The archbishop quoted Winston Churchill, who said: ''Man's control has extended over practically every sphere - except himself.''

Dr Carey said: "How can we fail to agree when we hear of a boy of 13 being tortured in Northern Ireland? Or when something like the inquiry into the Stephen Lawrence murder exposes before our reluctant gaze the ugliness of racism in our midst?

''And, of course, the darkness of evil is not limited to these islands - it extends throughout the human family and the world we inhabit."

He said Easter was about God's grace, active in forgiveness and renewing in mercy.

'Evil not limited to UK'

"The problem is, of course, that on Monday morning, tomorrow, the world will look just about the same as it did this Easter morning.
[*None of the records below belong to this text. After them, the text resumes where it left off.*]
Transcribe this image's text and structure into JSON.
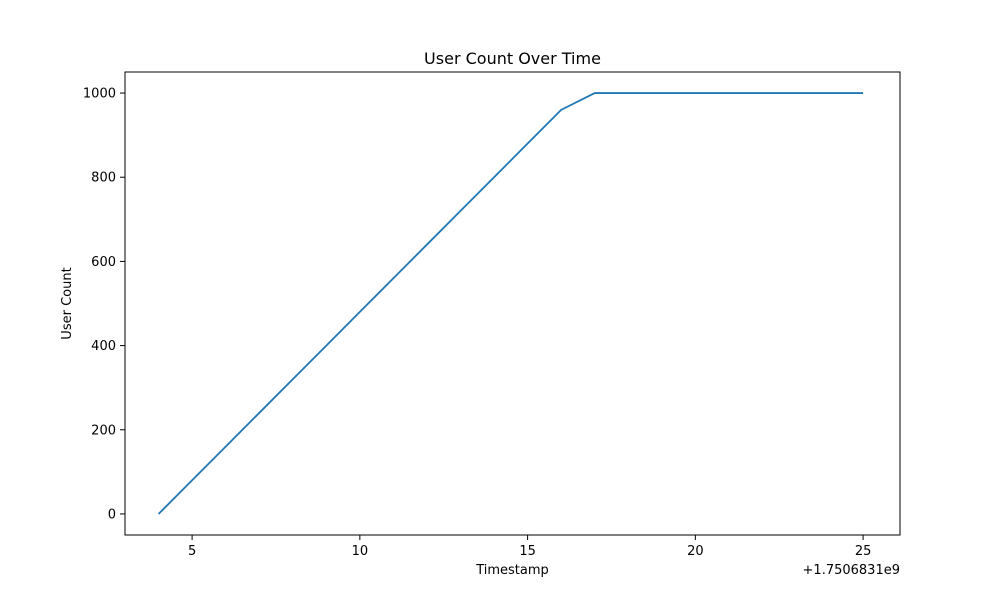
{
  "chart_data": {
    "type": "line",
    "title": "User Count Over Time",
    "xlabel": "Timestamp",
    "ylabel": "User Count",
    "x_offset_text": "+1.7506831e9",
    "xlim": [
      3,
      26.1
    ],
    "ylim": [
      -50,
      1050
    ],
    "xticks": [
      5,
      10,
      15,
      20,
      25
    ],
    "xtick_labels": [
      "5",
      "10",
      "15",
      "20",
      "25"
    ],
    "yticks": [
      0,
      200,
      400,
      600,
      800,
      1000
    ],
    "ytick_labels": [
      "0",
      "200",
      "400",
      "600",
      "800",
      "1000"
    ],
    "grid": false,
    "series": [
      {
        "color": "#1f77b4",
        "x": [
          4,
          5,
          6,
          7,
          8,
          9,
          10,
          11,
          12,
          13,
          14,
          15,
          16,
          17,
          18,
          19,
          20,
          21,
          22,
          23,
          24,
          25
        ],
        "y": [
          0,
          80,
          160,
          240,
          320,
          400,
          480,
          560,
          640,
          720,
          800,
          880,
          960,
          1000,
          1000,
          1000,
          1000,
          1000,
          1000,
          1000,
          1000,
          1000
        ]
      }
    ]
  }
}
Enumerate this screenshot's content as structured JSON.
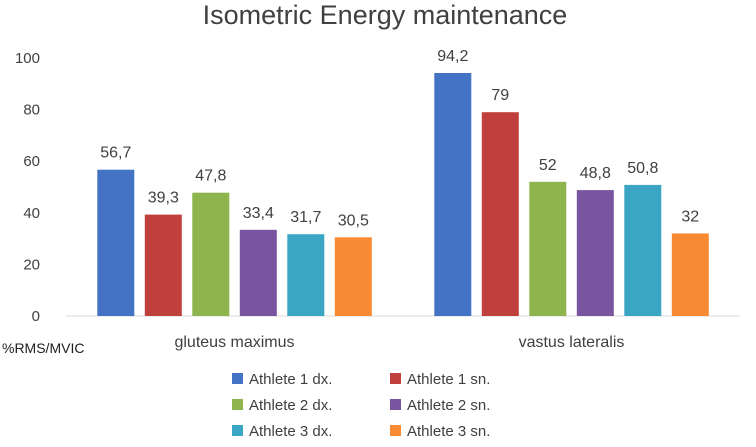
{
  "chart_data": {
    "type": "bar",
    "title": "Isometric Energy maintenance",
    "ylabel": "%RMS/MVIC",
    "xlabel": "",
    "ylim": [
      0,
      100
    ],
    "yticks": [
      0,
      20,
      40,
      60,
      80,
      100
    ],
    "categories": [
      "gluteus maximus",
      "vastus lateralis"
    ],
    "series": [
      {
        "name": "Athlete 1 dx.",
        "color": "#4472C4",
        "values": [
          56.7,
          94.2
        ],
        "labels": [
          "56,7",
          "94,2"
        ]
      },
      {
        "name": "Athlete 1 sn.",
        "color": "#C0403D",
        "values": [
          39.3,
          79
        ],
        "labels": [
          "39,3",
          "79"
        ]
      },
      {
        "name": "Athlete 2 dx.",
        "color": "#8DB44D",
        "values": [
          47.8,
          52
        ],
        "labels": [
          "47,8",
          "52"
        ]
      },
      {
        "name": "Athlete 2 sn.",
        "color": "#7A559F",
        "values": [
          33.4,
          48.8
        ],
        "labels": [
          "33,4",
          "48,8"
        ]
      },
      {
        "name": "Athlete 3 dx.",
        "color": "#3AA6C4",
        "values": [
          31.7,
          50.8
        ],
        "labels": [
          "31,7",
          "50,8"
        ]
      },
      {
        "name": "Athlete 3 sn.",
        "color": "#F98A34",
        "values": [
          30.5,
          32
        ],
        "labels": [
          "30,5",
          "32"
        ]
      }
    ],
    "grid": false,
    "legend": "bottom"
  }
}
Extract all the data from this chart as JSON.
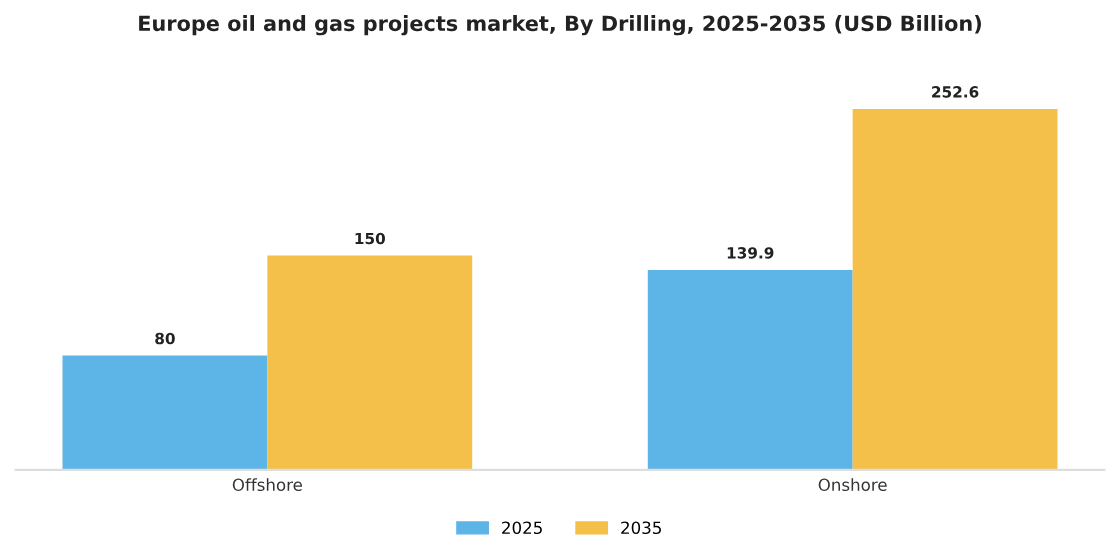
{
  "chart_data": {
    "type": "bar",
    "title": "Europe oil and gas projects market, By Drilling, 2025-2035 (USD Billion)",
    "categories": [
      "Offshore",
      "Onshore"
    ],
    "series": [
      {
        "name": "2025",
        "color": "#5db4e6",
        "values": [
          80,
          139.9
        ]
      },
      {
        "name": "2035",
        "color": "#f5c04a",
        "values": [
          150,
          252.6
        ]
      }
    ],
    "data_labels": true,
    "legend": "bottom",
    "grid": false
  }
}
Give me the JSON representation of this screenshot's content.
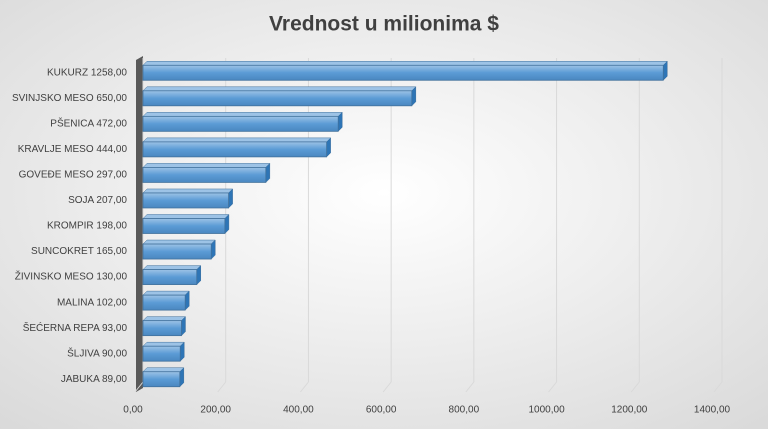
{
  "chart_data": {
    "type": "bar",
    "orientation": "horizontal",
    "title": "Vrednost u milionima $",
    "categories": [
      "KUKURZ 1258,00",
      "SVINJSKO MESO 650,00",
      "PŠENICA 472,00",
      "KRAVLJE MESO 444,00",
      "GOVEĐE MESO 297,00",
      "SOJA 207,00",
      "KROMPIR 198,00",
      "SUNCOKRET 165,00",
      "ŽIVINSKO MESO 130,00",
      "MALINA 102,00",
      "ŠEĆERNA REPA 93,00",
      "ŠLJIVA 90,00",
      "JABUKA 89,00"
    ],
    "values": [
      1258,
      650,
      472,
      444,
      297,
      207,
      198,
      165,
      130,
      102,
      93,
      90,
      89
    ],
    "color": "#5b9bd5",
    "xlim": [
      0,
      1400
    ],
    "xticks": [
      {
        "value": 0,
        "label": "0,00"
      },
      {
        "value": 200,
        "label": "200,00"
      },
      {
        "value": 400,
        "label": "400,00"
      },
      {
        "value": 600,
        "label": "600,00"
      },
      {
        "value": 800,
        "label": "800,00"
      },
      {
        "value": 1000,
        "label": "1000,00"
      },
      {
        "value": 1200,
        "label": "1200,00"
      },
      {
        "value": 1400,
        "label": "1400,00"
      }
    ],
    "grid": true
  }
}
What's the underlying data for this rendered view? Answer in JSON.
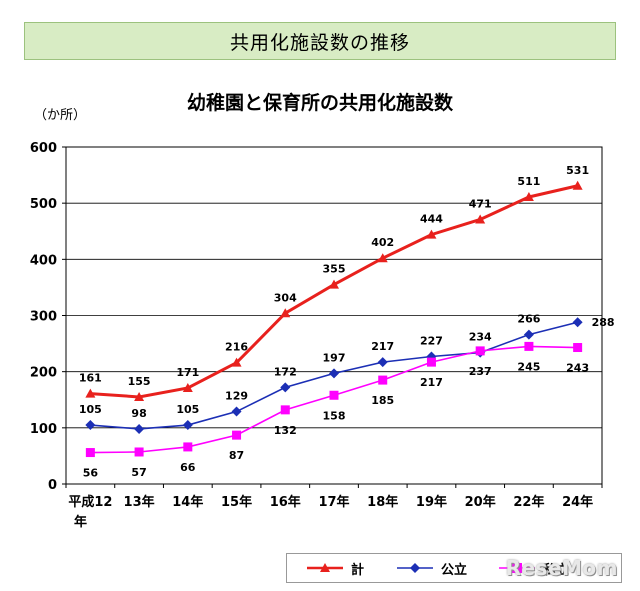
{
  "banner": {
    "title": "共用化施設数の推移"
  },
  "chart_data": {
    "type": "line",
    "title": "幼稚園と保育所の共用化施設数",
    "ylabel": "（か所）",
    "xlabel": "",
    "ylim": [
      0,
      600
    ],
    "yticks": [
      0,
      100,
      200,
      300,
      400,
      500,
      600
    ],
    "categories": [
      "平成12年",
      "13年",
      "14年",
      "15年",
      "16年",
      "17年",
      "18年",
      "19年",
      "20年",
      "22年",
      "24年"
    ],
    "series": [
      {
        "name": "計",
        "color": "#e8211d",
        "marker": "triangle",
        "values": [
          161,
          155,
          171,
          216,
          304,
          355,
          402,
          444,
          471,
          511,
          531
        ]
      },
      {
        "name": "公立",
        "color": "#1c2fb5",
        "marker": "diamond",
        "values": [
          105,
          98,
          105,
          129,
          172,
          197,
          217,
          227,
          234,
          266,
          288
        ]
      },
      {
        "name": "私立",
        "color": "#ff00ff",
        "marker": "square",
        "values": [
          56,
          57,
          66,
          87,
          132,
          158,
          185,
          217,
          237,
          245,
          243
        ]
      }
    ],
    "grid": true,
    "legend_position": "bottom-right"
  },
  "watermark": {
    "text": "ReseMom"
  }
}
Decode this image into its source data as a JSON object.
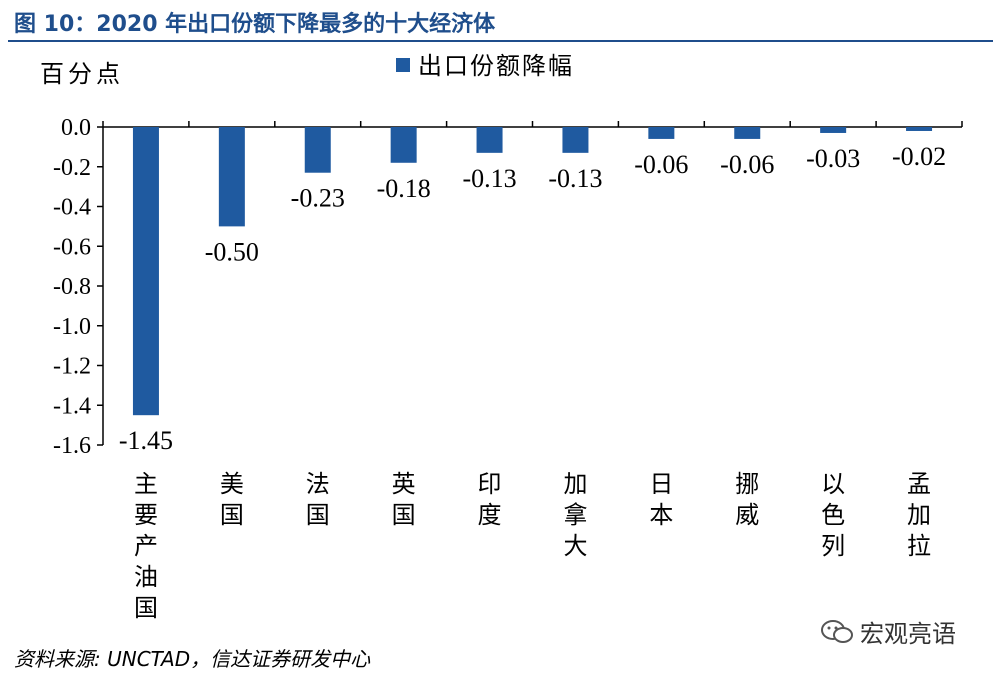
{
  "figure_title": "图 10：2020 年出口份额下降最多的十大经济体",
  "source_note": "资料来源: UNCTAD，信达证券研发中心",
  "watermark": "宏观亮语",
  "chart_data": {
    "type": "bar",
    "title": "",
    "ylabel": "百分点",
    "xlabel": "",
    "legend": "出口份额降幅",
    "legend_position": "top-center",
    "grid": false,
    "ylim": [
      -1.6,
      0.0
    ],
    "yticks": [
      "0.0",
      "-0.2",
      "-0.4",
      "-0.6",
      "-0.8",
      "-1.0",
      "-1.2",
      "-1.4",
      "-1.6"
    ],
    "categories": [
      "主要产油国",
      "美国",
      "法国",
      "英国",
      "印度",
      "加拿大",
      "日本",
      "挪威",
      "以色列",
      "孟加拉"
    ],
    "values": [
      -1.45,
      -0.5,
      -0.23,
      -0.18,
      -0.13,
      -0.13,
      -0.06,
      -0.06,
      -0.03,
      -0.02
    ],
    "data_labels": [
      "-1.45",
      "-0.50",
      "-0.23",
      "-0.18",
      "-0.13",
      "-0.13",
      "-0.06",
      "-0.06",
      "-0.03",
      "-0.02"
    ],
    "bar_color": "#1f5aa0"
  }
}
Our world will still be wracked by bloodshed and conflict.

"Today we sing our Easter anthems but tomorrow violence, poverty, homelessness, greed, hatred, oppression and injustice will continue to plague our world."

Meanwhile the Archbishop of York called for people to be generous in their donations to the aid agencies working in Yugoslavia.

In his Easter sermon at York Minster, The Most Reverend David Hope conceded that the causes of the conflict are unlikely to be resolved easily.

But he said a sustained effort was needed to bring opposing factions to the negotiating table.